Setelah semua hidangan tersaji di meja makan. Semua penghuni rumah yang hanya terdiri dari Bapak, Ibu dan juga Atina tampak menikmati sarapan mereka dengan penuh syukur.
"Pak, Bu. Atina pamit mengajar dulu ya," Atina mengulurkan tangannya ke arah sang Bapak dan Ibu. Setelah berpamitan, Atina langsung memacu sepeda motornya dengan kecepatan sedang. Seperti Biasa, di jam kerja seperti sekarang ini, jalanan tidak pernah sepi. Selalu dipadati oleh kendaraan yang hendak menuju ke tempat kerja masing-masing.

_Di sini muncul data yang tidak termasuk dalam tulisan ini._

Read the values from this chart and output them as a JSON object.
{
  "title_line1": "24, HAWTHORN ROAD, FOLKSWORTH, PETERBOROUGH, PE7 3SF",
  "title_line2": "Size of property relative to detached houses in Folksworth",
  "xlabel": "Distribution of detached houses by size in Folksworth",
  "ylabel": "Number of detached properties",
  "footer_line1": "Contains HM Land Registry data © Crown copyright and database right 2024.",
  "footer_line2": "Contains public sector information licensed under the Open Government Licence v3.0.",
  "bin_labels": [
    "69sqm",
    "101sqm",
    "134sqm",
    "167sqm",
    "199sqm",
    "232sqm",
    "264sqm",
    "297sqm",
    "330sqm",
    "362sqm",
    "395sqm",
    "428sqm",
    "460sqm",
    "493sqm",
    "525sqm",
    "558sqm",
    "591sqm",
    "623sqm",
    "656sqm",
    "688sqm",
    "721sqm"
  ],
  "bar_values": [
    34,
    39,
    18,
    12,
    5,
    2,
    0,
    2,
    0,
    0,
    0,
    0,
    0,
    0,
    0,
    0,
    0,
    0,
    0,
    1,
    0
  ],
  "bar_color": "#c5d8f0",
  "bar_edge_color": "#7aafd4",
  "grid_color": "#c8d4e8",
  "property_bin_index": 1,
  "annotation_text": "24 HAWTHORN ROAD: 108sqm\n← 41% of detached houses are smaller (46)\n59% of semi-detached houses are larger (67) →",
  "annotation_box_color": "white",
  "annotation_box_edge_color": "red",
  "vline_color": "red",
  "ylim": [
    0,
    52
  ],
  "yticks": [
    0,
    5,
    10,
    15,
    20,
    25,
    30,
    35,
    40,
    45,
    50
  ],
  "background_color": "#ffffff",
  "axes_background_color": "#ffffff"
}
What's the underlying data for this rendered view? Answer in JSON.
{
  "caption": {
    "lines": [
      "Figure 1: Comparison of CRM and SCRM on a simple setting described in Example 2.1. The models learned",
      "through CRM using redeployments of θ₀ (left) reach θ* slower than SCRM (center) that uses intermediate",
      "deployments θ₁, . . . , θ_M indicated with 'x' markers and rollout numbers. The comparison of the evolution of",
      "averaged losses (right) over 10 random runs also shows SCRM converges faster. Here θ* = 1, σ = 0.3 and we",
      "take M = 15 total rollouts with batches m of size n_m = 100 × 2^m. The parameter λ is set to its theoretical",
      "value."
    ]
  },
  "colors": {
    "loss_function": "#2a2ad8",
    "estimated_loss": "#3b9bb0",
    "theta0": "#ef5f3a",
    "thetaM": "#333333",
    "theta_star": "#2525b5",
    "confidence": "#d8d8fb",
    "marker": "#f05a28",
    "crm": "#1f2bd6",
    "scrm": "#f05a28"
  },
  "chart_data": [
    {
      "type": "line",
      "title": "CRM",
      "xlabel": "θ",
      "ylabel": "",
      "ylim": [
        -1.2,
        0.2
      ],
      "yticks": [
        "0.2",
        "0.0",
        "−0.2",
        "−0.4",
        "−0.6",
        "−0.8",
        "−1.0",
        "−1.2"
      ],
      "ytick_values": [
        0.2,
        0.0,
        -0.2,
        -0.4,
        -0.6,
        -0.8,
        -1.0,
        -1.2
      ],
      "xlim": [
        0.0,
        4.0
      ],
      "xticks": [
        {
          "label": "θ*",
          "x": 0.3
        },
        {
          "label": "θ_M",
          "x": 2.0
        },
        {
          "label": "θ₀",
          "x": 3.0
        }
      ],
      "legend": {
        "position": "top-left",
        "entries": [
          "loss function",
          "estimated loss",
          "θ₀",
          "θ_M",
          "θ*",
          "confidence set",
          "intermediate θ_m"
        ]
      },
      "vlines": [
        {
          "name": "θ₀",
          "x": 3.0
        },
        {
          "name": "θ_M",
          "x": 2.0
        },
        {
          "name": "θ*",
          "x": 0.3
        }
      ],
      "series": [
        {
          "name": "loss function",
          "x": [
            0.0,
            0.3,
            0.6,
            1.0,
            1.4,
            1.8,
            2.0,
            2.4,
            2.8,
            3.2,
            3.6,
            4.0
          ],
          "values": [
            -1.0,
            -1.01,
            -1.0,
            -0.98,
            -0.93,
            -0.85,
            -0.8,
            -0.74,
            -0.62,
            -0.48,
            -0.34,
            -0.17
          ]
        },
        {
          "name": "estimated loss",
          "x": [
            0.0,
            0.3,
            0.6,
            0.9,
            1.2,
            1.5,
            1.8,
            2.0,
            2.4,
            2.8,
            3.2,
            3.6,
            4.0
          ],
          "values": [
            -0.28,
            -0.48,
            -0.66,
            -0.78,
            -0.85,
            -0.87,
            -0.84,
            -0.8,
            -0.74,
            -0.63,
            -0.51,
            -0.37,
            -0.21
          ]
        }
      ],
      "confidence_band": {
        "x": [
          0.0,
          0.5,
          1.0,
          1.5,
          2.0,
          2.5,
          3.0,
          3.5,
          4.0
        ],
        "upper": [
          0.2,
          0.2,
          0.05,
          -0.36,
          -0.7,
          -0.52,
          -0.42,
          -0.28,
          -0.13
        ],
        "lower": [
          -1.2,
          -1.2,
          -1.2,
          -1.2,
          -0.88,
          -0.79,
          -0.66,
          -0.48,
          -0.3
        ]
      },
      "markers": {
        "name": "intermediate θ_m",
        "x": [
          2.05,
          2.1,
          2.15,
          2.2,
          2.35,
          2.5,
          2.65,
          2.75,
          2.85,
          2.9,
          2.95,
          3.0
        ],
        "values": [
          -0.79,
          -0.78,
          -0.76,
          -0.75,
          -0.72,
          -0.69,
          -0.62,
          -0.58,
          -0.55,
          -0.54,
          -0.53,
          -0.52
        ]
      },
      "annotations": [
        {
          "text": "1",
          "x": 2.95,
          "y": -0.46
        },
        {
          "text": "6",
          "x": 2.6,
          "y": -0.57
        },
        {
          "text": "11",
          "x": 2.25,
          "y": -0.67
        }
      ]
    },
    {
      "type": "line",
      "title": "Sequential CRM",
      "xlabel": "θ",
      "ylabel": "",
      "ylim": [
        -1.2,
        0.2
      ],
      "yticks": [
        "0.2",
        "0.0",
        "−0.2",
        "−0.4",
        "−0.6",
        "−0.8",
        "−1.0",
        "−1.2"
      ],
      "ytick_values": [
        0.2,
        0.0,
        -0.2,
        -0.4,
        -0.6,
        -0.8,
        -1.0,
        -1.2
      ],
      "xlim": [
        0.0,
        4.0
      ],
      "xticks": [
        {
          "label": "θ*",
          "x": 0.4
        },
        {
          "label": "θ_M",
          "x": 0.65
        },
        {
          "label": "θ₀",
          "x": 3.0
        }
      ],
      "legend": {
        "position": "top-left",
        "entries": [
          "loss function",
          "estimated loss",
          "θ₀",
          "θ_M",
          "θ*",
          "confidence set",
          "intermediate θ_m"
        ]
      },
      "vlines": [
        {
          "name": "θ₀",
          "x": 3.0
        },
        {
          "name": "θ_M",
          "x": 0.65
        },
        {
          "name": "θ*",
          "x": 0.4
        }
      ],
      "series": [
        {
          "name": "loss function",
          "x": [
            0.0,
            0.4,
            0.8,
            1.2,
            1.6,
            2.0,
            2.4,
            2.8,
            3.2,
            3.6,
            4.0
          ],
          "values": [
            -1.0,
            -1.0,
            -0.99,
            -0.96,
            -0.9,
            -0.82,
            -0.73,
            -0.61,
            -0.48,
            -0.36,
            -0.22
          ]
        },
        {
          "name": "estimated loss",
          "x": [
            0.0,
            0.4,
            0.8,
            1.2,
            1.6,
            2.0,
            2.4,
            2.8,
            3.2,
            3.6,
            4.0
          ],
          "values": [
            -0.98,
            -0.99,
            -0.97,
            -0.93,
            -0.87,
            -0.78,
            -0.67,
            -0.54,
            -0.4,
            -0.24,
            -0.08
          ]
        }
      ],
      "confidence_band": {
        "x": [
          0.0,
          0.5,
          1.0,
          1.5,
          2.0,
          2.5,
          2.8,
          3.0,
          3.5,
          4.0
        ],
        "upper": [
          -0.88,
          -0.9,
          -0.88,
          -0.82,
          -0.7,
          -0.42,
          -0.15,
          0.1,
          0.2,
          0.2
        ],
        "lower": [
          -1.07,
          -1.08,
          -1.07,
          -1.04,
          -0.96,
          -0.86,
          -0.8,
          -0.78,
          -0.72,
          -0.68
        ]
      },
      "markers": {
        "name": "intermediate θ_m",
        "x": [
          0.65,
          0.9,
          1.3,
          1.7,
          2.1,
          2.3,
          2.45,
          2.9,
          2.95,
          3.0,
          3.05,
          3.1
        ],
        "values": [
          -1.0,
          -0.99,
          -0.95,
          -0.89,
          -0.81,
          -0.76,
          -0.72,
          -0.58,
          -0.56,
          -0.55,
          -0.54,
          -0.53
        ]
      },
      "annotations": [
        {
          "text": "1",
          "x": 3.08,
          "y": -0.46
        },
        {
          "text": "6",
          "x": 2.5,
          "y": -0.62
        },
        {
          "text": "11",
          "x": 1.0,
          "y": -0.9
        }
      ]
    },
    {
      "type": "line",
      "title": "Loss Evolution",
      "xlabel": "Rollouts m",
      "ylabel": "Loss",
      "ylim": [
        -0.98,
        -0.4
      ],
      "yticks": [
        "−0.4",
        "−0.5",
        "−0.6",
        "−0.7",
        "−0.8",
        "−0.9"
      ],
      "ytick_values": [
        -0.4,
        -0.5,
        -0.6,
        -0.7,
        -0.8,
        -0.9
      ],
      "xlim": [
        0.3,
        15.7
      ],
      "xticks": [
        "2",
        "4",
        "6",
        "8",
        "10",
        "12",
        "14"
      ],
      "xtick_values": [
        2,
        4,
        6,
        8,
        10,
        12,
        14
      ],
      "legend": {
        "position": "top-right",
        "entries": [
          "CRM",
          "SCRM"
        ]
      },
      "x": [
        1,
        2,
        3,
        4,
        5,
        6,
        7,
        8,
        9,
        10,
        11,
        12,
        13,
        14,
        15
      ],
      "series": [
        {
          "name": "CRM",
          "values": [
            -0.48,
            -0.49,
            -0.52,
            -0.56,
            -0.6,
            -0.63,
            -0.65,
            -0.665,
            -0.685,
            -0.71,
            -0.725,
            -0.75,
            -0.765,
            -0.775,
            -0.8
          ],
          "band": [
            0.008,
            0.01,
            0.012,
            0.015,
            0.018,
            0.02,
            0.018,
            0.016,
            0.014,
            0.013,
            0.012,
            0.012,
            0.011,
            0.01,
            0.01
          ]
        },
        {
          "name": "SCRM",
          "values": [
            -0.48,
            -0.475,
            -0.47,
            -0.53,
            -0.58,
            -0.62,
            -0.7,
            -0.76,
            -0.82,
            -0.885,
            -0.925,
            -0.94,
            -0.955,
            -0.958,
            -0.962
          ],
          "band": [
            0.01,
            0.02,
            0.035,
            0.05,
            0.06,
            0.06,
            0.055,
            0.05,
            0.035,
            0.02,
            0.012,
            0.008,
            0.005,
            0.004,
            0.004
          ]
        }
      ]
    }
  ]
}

Tak sampai satu jam, Atina sudah sampai di sekolah tempat ia mengajar. Motor sudah di parkir di tempat biasa. Lantas Atina beranjak menuju ruang kerja miliknya. Ketika baru beberapa langkah berjalan, sebuah suara memanggil namanya. sontak langkah itu terhenti seketika.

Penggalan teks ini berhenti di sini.